Ketika protes berikutnya sampai di jalan-jalan Michigan, itu menjadi salah satu yang paling keras di negara bagian tersebut, di mana plakat yang menyebut Whitmer seorang “Nazi” dan menuduhnya memperlakukan mereka seperti budak.
Tapi itu bukan hanya Michigan. Orang-orang Amerika bangkit di negara bagian lainnya.
Letnan Gubernur Texas Dan Patrick sebelumnya meminta warga Amerika untuk mengorbankan hidup mereka. Dia mengatakan kepada Fox News bahwa kakek-nenek di seluruh negeri harus bangga meninggal karena virus corona jika itu berarti generasi muda bisa kembali bekerja.
Seorang Republikan lainnya mengatakan baru-baru ini bahwa membawa orang Amerika kembali ke bisnis mereka adalah “hal yang lebih rendah dari dua kejahatan”.
Tanggapan marah dan penolakan untuk mematuhi lockdown dapat ditelusuri ke komentar Presiden AS Donald Trump sebelum Paskah. Dia mengatakan ekonomi dapat dibuka kembali pada akhir pekan ini.
Trump dianggap mengabaikan peringatan kesehatan karena korban tewas di negaranya berada puncak terbanyak di dunia.
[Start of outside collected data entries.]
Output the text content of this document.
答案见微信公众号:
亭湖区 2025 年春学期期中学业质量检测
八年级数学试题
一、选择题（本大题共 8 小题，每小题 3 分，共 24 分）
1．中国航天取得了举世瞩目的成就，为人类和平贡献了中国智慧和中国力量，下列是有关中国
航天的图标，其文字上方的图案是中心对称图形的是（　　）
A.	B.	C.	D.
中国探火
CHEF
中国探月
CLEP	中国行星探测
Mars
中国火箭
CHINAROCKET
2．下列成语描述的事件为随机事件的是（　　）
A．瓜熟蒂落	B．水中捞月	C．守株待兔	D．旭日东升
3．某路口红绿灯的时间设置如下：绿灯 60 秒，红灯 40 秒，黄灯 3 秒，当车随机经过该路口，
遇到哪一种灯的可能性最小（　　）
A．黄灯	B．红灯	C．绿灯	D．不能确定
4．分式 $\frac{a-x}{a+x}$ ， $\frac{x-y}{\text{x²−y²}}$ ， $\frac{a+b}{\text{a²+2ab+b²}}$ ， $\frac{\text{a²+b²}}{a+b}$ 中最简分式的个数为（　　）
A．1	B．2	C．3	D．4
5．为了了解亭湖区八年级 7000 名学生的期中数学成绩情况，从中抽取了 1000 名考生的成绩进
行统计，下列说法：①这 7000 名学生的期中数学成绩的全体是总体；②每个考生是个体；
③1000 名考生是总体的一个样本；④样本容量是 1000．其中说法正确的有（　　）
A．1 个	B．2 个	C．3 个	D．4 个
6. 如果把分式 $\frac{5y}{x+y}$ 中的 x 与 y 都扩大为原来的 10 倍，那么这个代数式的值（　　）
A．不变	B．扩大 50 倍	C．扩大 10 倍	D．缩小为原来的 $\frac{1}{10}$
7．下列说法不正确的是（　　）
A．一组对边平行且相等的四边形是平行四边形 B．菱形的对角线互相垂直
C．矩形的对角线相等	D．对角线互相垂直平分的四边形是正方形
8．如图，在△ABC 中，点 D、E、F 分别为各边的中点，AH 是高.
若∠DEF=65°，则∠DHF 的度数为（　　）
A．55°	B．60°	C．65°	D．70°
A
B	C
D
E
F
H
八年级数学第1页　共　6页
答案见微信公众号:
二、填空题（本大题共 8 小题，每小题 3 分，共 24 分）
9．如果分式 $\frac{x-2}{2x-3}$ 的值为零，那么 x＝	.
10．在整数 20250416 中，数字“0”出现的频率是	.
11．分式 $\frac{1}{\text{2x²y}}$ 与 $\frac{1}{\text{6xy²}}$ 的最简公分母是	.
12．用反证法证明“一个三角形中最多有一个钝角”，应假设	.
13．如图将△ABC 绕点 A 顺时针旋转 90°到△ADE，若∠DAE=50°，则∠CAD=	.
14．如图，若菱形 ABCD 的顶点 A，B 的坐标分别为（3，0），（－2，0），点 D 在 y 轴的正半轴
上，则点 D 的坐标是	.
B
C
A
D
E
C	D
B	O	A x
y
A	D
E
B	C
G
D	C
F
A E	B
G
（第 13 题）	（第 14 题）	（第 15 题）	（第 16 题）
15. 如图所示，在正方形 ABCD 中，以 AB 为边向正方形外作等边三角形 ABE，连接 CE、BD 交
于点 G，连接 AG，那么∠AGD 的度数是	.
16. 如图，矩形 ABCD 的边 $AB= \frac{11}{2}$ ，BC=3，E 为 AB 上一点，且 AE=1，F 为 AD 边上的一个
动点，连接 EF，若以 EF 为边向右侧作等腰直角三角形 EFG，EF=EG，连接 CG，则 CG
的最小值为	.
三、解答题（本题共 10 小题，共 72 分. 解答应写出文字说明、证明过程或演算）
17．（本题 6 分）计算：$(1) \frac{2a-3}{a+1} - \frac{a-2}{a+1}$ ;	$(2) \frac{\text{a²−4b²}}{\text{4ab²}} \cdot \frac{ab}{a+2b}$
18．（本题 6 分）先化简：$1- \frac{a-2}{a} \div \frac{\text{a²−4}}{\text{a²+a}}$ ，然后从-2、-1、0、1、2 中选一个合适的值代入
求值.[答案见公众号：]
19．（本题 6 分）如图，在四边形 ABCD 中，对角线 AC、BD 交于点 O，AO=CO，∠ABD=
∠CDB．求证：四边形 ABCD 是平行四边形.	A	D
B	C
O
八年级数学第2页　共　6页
Para pengunjuk rasa di North Carolina bentrok dengan polisi. Mereka ditangkap ketika membawa spanduk tentang hak konstitusional mereka dan tulisn “ReOpen NC”, nama halaman Facebook yang sekarang memiliki puluhan ribu anggota.
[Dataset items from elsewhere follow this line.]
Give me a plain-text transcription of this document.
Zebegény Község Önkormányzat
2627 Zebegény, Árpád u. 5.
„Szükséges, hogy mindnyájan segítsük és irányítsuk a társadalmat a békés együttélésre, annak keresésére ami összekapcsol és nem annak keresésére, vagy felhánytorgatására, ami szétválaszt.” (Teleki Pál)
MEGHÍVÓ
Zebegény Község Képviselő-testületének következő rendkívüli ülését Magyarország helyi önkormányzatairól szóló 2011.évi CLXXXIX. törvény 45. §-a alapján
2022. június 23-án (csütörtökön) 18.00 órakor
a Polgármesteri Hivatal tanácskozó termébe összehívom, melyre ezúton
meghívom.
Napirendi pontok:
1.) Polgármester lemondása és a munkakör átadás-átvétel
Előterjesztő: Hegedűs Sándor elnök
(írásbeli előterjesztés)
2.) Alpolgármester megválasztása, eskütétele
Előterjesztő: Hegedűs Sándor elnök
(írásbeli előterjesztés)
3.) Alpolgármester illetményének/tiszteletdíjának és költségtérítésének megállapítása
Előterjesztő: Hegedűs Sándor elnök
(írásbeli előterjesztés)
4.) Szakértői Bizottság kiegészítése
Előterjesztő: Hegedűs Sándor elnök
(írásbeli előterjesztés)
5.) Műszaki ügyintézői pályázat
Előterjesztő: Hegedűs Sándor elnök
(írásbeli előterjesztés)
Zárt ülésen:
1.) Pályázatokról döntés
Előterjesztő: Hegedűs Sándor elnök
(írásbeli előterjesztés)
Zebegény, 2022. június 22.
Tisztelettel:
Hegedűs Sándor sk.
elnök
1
Di halaman Facebook tersebut, penyelenggara mem-posting pesan seperti; “Kami kehilangan bisnis kecil kami, yang merupakan tulang punggung ekonomi kami.”
Satu pesan yang di-posting di halaman tersebut mengatakan; “Yang rentan dapat diisolasi atau dilindungi dengan cara lain, tanpa mengorbankan seluruh perekonomian negara kita.”
Di Wyoming, negara bagian AS terakhir yang melaporkan kematian karena virus corona, ada sekitar 20 orang yang melakukan protes pekan lalu di sebuah taman. Mereka memprotes pembatasan oleh pemerintah, di mana orang-orang diminta tidak kembali bekerja.